Die britischen Kreditkosten sind auf ein Sechsmonatstief gefallen, was der neuen Finanzministerin Rachel Reeves Milliarden zusätzlicher Mittel für ihr erstes Budget einbringt. Die Renditen von zehnjährigen Benchmark-Anleihen sanken auf bis zu 3,77 %, den niedrigsten Stand seit Februar, während die globalen Aktienmärkte die dritte Sitzung in Folge einbrachen.
Angst vor einer US-Rezession hat Investoren dazu veranlasst, ihr Kapital verstärkt in sichere Anlageformen wie Anleihen und Gold zu investieren.
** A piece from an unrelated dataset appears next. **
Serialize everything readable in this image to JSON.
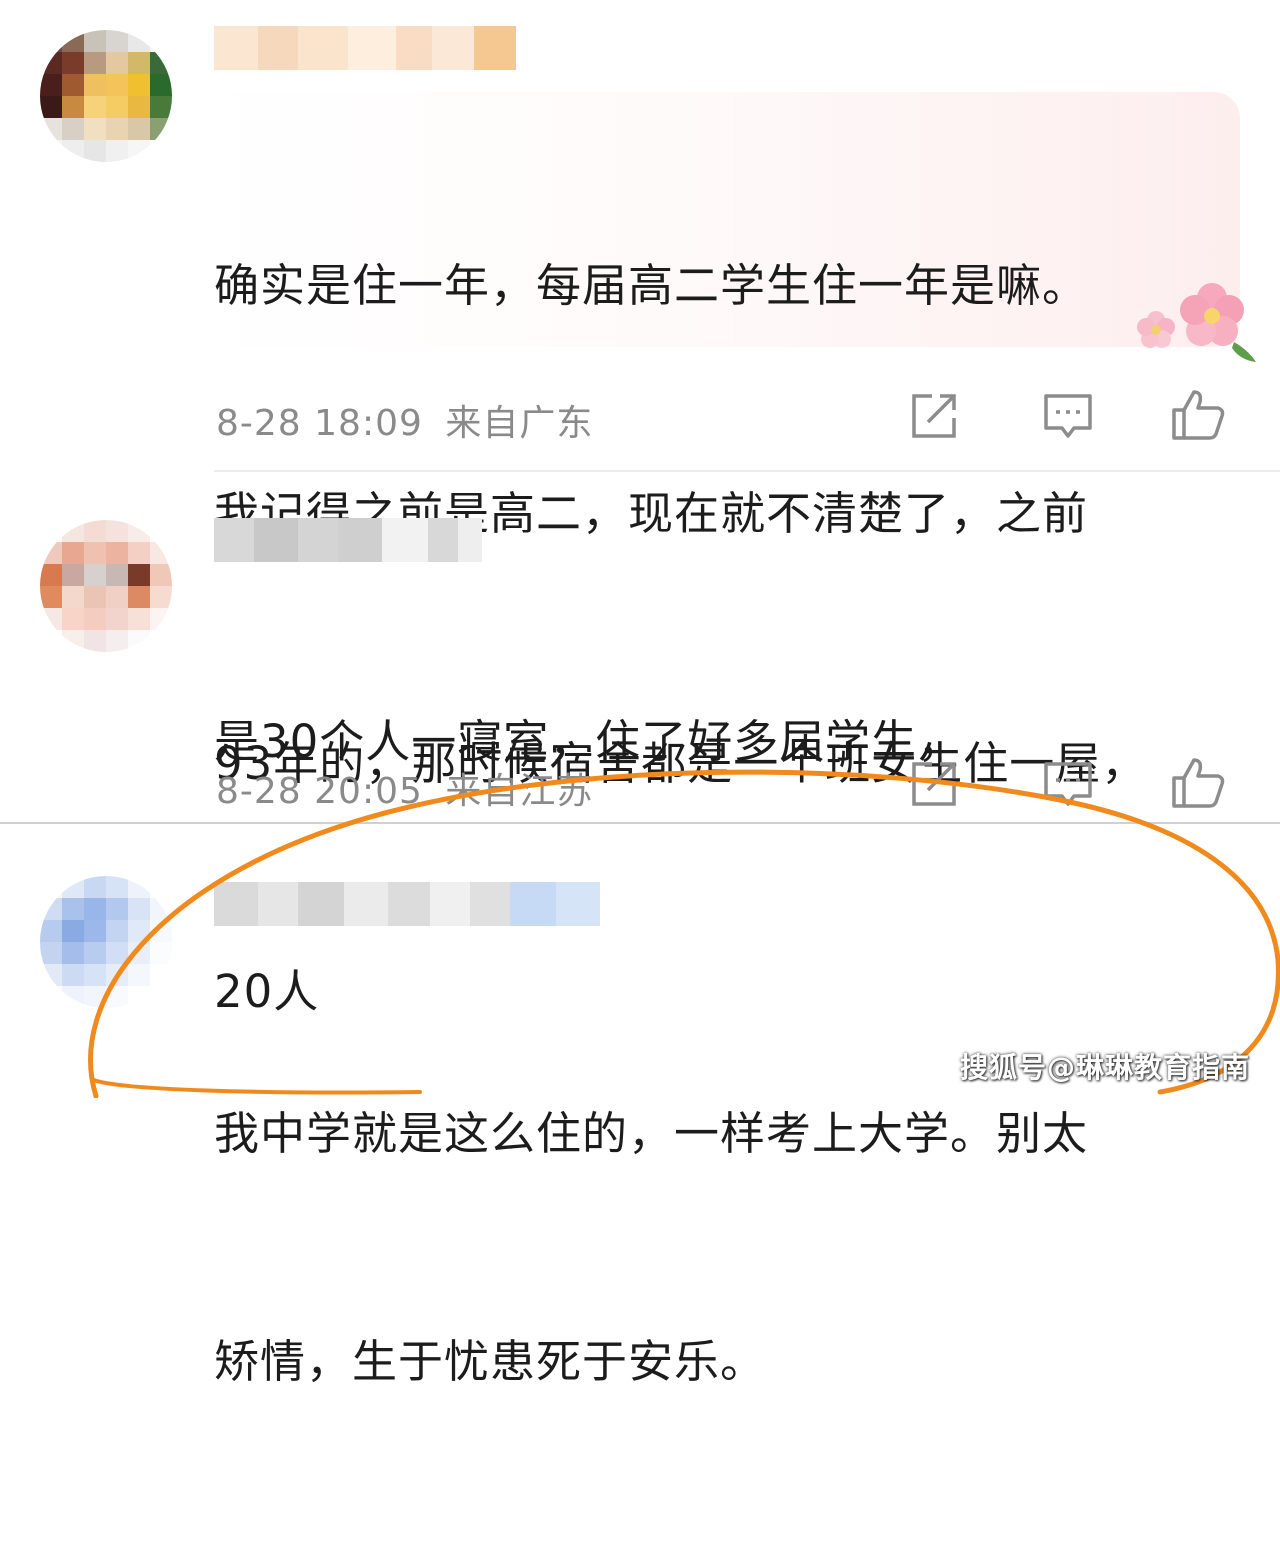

Neue Daten deuten darauf hin, dass die größte Volkswirtschaft der Welt möglicherweise bereits schrumpft. Die Anleger glauben nun zu 60 %, dass die Bank of England (BoE) im September die Zinsen erneut senken wird, nachdem sie letzte Woche den Zinssatz von 5,25 % auf 5 % gesenkt hatte.
Andrew Bailey, Gouverneur der Bank of England, betonte, dass die Entscheidungsträger angesichts starker Dienstleistungsinflation und robustem Lohnwachstum keine Eile haben, die Zinsen weiter zu senken. Händler preisen jedoch bereits zwei weitere Zinssenkungen der Bank bis Ende des Jahres ein, wobei die Zinssätze bis zum nächsten Sommer unter 4 % liegen sollen. Auch wird von der US-Notenbank erwartet, die Zinsen bis Ende des Jahres um mindestens einen Prozentpunkt zu senken, wobei die Wetten auf eine Notabsenkung oder eine Reduktion um 50 Basispunkte im September zunehmen.
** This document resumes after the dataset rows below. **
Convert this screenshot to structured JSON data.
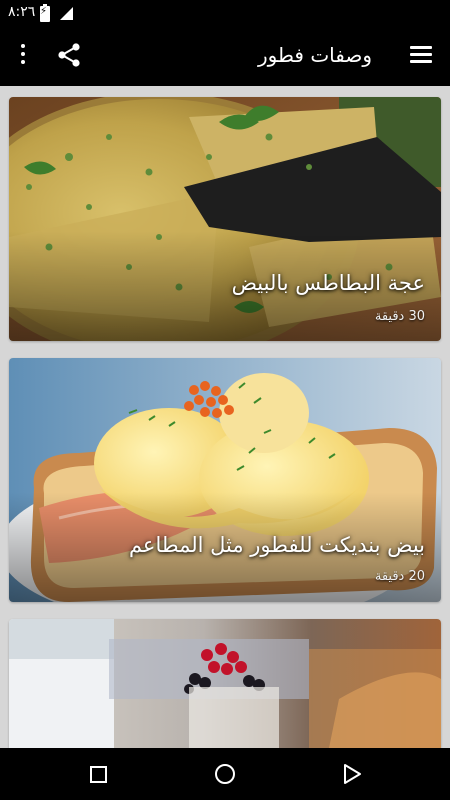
{
  "status_bar": {
    "time": "٨:٢٦",
    "battery_icon": "battery-charging-icon",
    "signal_icon": "signal-icon"
  },
  "app_bar": {
    "title": "وصفات فطور",
    "menu_icon": "hamburger-menu-icon",
    "share_icon": "share-icon",
    "more_icon": "more-vert-icon"
  },
  "recipes": [
    {
      "title": "عجة البطاطس بالبيض",
      "time": "30 دقيقة",
      "image": "potato-egg-frittata"
    },
    {
      "title": "بيض بنديكت للفطور مثل المطاعم",
      "time": "20 دقيقة",
      "image": "eggs-benedict"
    },
    {
      "title": "",
      "time": "",
      "image": "berries-and-milk"
    }
  ],
  "nav_bar": {
    "recents_icon": "recents-square-icon",
    "home_icon": "home-circle-icon",
    "back_icon": "back-triangle-icon"
  },
  "colors": {
    "bars": "#000000",
    "background": "#d6d6d6",
    "text_on_bar": "#ffffff"
  }
}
Ökonomen zufolge bieten niedrigere Anleiherenditen zusammen mit der Erwartung schnellerer Zinssenkungen der Finanzministerin mehr Spielraum im bevorstehenden Budget am 30. Oktober, da die Schuldendienstkosten sinken werden. Laut dem Office for Budget Responsibility (OBR) werden die britischen Zinszahlungen in diesem Jahr voraussichtlich 90 Milliarden Pfund betragen. Die Gesamtverschuldung des Landes nähert sich inzwischen der Größe der Wirtschaft.
Andrew Goodwin von Oxford Economics betonte, dass die in Jeremy Hunts letztem Budget verwendeten Kreditannahmen "recht günstig für den Finanzminister waren." Er fügte hinzu, dass sich die Märkte nun zu Gunsten von Rachel Reeves bewegen. Das OBR nutzte zuvor Annahmen auf Basis der Kreditkosten im Januar, als die Anleiherenditen ebenfalls niedriger waren. Goodwin erklärte: "Für einen Großteil der Zeit seit dem Budget haben sich die Finanzmarktpreise so entwickelt, dass sie dem Finanzminister das Haushaltsdefizit erschwert hätten. Doch in der vergangenen Woche gab es große Bewegungen in den Marktpreisen, und wenn man davon ausgeht, dass die Renditen auf dem Niveau von Freitag bleiben, würde dies etwa zwei Milliarden Pfund zusätzlichen Spielraum im Vergleich zum Budget bedeuten. Es ist zwar keine Transformation, aber jeder kleine Schritt hilft."
Alex Kerr von Capital Economics meinte, dass Reeves im kommenden Budget voraussichtlich Steuererhöhungen ankündigen wird. "Natürlich würde dies dem Finanzminister am Rande helfen, aber es ist nur ein Bruchteil des 16,4 Milliarden Pfund Defizits, das Reeves identifiziert hat," sagte er, in Bezug auf das von ihr letzte Monat hervorgehobene 22 Milliarden Pfund "schwarze Loch", abzüglich über 5 Milliarden Pfund sofortiger Kürzungen bei den öffentlichen Ausgaben.
Am Montag verzeichnete der FTSE 100 den stärksten Rückgang seit mehr als einem Jahr, da die globalen Aktienmärkte angesichts der Angst vor einer US-Rezession weiter einbrachen. Auch die europäischen Märkte waren durchweg im Minus, nachdem ein weiterer brutaler Ausverkauf in Asien stattfand und Japans Benchmark-Index seinen schlimmsten Tag seit 1987 erlebte.